Life adventures, inspiration and insight; shared in articles, advice, personal chats and pictures.
You have a favorite route to work—the fastest, easiest way, a way you could almost drive in your sleep. And then it happens. You’re moving along, assuming once again you’re going to arrive in the nick of time, and traffic stops. Halts. Backs up. What? No! This can’t be!
We all live in familiar patterns. A police officer once told me how drivers thwarted from their normal routes by roadblocks can become confused, even belligerent. “But this is the way I go!” In spite of the presence of a traffic officer, some try to navigate around the barriers—even if the road ahead is obviously made impassable by an accident, a parade, or maybe flooding. “This is the way I go!”
When I heard the officer’s story, I chuckled, confident that I would not be that person. In a city there are always other ways to go. But I might not know where the other streets lead. I might become lost. I might find myself in a place I’ve never visited. I might have an unexpected experience. “No, Officer, this is the way I go!”
Have you ever driven a different route, purposely avoiding a publicized construction zone, and then felt triumphant? You won! You prevailed! As much as we cling to the familiar, confronting an unfamiliar situation stimulates your brain and gives you a sense of accomplishment, of power. You suddenly remember that you’re intelligent and in charge of your life. Our family had the same experience.
The day was Christmas, and the final members had just arrived after a long, horrific drive over highways tortured by extreme winds. Along the route, soft snow from shoulder drifts had been whipped into ice that appeared without warning in unpredictable spots. Small cars were blown sideways as high profile vehicles struggled—often unsuccessfully—not to topple off the side of the road. Escaping unharmed felt like a gift. We hugged our arriving family members with enthusiasm and a sigh of relief.
With the children anxiously eyeing the presents beneath the tree, we agreed to unwrap our treasures before we progressed from appetizers to creating a glorious Christmas meal. Love and joy. Peace and plenty. Every detail was planned. The pies were in the fridge. The chicken thighs were thawed and arranged in the roasting pan. Dinner would be a feat of exquisite organization—and not too soon. Everyone was hungry.
Then the power went out.
What? On Christmas Day? No power? What about dinner?

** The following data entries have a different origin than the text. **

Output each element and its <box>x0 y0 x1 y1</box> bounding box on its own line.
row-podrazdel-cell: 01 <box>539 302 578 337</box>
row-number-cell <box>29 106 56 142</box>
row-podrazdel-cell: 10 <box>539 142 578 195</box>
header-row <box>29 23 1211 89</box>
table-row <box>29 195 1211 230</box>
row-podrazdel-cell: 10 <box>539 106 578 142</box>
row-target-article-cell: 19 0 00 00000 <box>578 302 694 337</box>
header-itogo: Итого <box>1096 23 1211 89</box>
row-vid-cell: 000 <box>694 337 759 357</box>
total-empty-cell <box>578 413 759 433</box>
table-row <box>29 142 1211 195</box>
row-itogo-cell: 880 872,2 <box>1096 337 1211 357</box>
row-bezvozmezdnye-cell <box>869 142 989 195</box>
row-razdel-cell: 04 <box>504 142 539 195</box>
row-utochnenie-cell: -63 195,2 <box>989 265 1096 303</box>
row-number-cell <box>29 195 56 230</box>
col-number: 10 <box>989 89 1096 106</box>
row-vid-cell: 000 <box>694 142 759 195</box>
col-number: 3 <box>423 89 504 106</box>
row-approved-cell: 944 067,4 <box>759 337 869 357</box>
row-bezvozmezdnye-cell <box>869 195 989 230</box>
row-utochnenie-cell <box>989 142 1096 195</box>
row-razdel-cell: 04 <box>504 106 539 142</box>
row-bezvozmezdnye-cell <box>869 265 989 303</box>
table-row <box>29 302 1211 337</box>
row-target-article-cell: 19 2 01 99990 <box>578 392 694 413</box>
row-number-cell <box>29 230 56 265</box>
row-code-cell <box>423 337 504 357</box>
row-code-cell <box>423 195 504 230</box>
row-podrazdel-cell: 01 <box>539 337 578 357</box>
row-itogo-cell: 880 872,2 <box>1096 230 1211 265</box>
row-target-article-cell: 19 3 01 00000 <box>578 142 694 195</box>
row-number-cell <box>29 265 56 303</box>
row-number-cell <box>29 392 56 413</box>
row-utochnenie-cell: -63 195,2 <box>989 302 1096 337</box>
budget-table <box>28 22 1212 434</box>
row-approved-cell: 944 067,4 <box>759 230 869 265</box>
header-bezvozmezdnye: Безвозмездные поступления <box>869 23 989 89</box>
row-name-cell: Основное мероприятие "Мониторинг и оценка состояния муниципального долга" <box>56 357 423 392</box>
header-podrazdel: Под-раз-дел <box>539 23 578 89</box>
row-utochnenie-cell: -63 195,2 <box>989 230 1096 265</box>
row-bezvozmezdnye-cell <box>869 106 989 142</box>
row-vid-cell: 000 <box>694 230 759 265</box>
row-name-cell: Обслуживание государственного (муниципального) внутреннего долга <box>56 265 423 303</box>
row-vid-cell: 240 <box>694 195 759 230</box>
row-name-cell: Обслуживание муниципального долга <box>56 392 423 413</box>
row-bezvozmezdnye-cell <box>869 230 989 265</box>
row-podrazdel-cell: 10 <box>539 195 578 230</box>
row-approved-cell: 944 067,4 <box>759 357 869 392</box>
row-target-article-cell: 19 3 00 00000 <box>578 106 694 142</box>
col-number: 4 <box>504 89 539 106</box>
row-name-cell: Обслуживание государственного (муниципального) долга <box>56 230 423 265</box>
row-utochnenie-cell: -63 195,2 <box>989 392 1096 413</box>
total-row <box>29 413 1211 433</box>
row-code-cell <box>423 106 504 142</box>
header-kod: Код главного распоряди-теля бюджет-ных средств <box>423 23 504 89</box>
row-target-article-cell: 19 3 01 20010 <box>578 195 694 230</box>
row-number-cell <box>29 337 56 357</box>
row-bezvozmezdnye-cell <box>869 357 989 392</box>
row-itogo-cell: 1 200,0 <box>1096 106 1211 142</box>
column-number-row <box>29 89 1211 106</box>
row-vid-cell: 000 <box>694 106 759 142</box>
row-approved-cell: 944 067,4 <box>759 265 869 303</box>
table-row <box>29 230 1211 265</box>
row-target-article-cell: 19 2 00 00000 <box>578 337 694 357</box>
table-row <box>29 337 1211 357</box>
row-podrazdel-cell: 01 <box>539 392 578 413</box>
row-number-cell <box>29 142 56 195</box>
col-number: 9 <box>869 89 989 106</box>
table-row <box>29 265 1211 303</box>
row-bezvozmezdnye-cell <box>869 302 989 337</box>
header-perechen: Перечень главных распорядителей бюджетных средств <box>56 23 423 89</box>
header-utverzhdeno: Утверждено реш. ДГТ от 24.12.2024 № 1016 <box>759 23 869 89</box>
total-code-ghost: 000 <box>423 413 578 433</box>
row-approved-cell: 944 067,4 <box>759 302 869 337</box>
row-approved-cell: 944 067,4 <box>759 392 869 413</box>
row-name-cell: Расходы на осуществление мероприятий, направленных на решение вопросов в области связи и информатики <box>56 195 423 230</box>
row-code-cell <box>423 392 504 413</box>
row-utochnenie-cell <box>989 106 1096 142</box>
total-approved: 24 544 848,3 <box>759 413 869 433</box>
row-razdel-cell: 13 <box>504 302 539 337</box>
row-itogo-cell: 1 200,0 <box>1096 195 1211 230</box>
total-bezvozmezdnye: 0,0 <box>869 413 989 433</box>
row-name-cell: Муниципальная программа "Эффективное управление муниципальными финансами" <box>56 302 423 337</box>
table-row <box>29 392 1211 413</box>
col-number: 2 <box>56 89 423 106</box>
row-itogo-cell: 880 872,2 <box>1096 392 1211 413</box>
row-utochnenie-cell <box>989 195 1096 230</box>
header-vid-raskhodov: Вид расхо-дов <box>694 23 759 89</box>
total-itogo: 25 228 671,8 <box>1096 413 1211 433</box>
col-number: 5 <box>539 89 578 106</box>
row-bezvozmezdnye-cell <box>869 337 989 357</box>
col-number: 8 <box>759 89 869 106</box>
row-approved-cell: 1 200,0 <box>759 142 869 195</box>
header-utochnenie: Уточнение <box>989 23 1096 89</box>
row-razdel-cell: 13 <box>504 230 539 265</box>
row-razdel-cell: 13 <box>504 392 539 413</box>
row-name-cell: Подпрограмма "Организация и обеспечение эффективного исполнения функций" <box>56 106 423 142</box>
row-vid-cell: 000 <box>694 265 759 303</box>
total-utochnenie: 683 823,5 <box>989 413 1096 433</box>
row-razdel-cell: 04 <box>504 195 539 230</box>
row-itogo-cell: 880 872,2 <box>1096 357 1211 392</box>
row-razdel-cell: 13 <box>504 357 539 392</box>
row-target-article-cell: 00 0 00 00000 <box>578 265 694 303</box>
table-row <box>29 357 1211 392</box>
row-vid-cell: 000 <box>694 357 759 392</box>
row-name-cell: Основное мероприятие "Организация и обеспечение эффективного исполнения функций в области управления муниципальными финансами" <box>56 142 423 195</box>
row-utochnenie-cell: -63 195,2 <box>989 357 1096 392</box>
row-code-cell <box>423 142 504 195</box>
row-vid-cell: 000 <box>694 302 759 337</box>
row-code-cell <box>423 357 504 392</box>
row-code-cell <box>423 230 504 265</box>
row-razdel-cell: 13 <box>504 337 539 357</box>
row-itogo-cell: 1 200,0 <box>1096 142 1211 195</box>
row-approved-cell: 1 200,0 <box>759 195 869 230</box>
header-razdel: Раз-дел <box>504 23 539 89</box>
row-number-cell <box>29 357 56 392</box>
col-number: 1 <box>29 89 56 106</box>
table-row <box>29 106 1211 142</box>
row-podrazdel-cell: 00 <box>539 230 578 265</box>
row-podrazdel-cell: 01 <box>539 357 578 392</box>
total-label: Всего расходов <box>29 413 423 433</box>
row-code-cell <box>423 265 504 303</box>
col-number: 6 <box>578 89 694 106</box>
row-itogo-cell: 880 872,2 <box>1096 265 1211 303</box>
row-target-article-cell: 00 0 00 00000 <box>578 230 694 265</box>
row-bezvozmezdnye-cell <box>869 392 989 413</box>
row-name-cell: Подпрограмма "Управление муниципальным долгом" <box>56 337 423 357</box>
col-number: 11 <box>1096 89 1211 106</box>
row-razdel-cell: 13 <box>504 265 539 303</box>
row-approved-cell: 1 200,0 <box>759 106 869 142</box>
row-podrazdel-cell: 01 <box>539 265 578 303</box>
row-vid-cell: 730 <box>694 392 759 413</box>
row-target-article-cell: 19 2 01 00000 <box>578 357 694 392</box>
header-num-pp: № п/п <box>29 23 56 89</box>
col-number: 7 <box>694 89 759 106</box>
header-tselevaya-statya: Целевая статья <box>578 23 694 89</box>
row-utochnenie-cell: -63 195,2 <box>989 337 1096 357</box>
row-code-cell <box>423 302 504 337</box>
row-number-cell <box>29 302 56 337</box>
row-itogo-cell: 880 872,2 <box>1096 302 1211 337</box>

For a moment, we stared at one another. Someone called the power company only to learn that the outage was almost statewide. No quick reprieve. What to do? While family members cooked chicken in skillets on our woodstove in the basement, others tended potatoes on a camp stove on the deck. Adults and children alike did what needed to be done. We created the salad we had planned. Everyone laughed. And when the meal was done—complete with sauces, we congratulated one another that the food was unexpectedly delicious. We felt resourceful and smart. And the power returned just in time to make the welcome meal easier to see.
As we begin a new year, it’s a great time to recall that the nature of life is to surprise us—sometimes with shortcuts, sometimes with obstacles. And there’s more than one way to do almost anything. We have only to set aside our fears, our patterns, our fervent desire to have life be NICE. Then we’ll see alternatives we never noticed before. Our Christmas dinner did more than fill our stomachs with delicious food; it brought our family closer, entertained us, and made us proud to be intelligent and in charge of our own fates. May your new year do the same for you.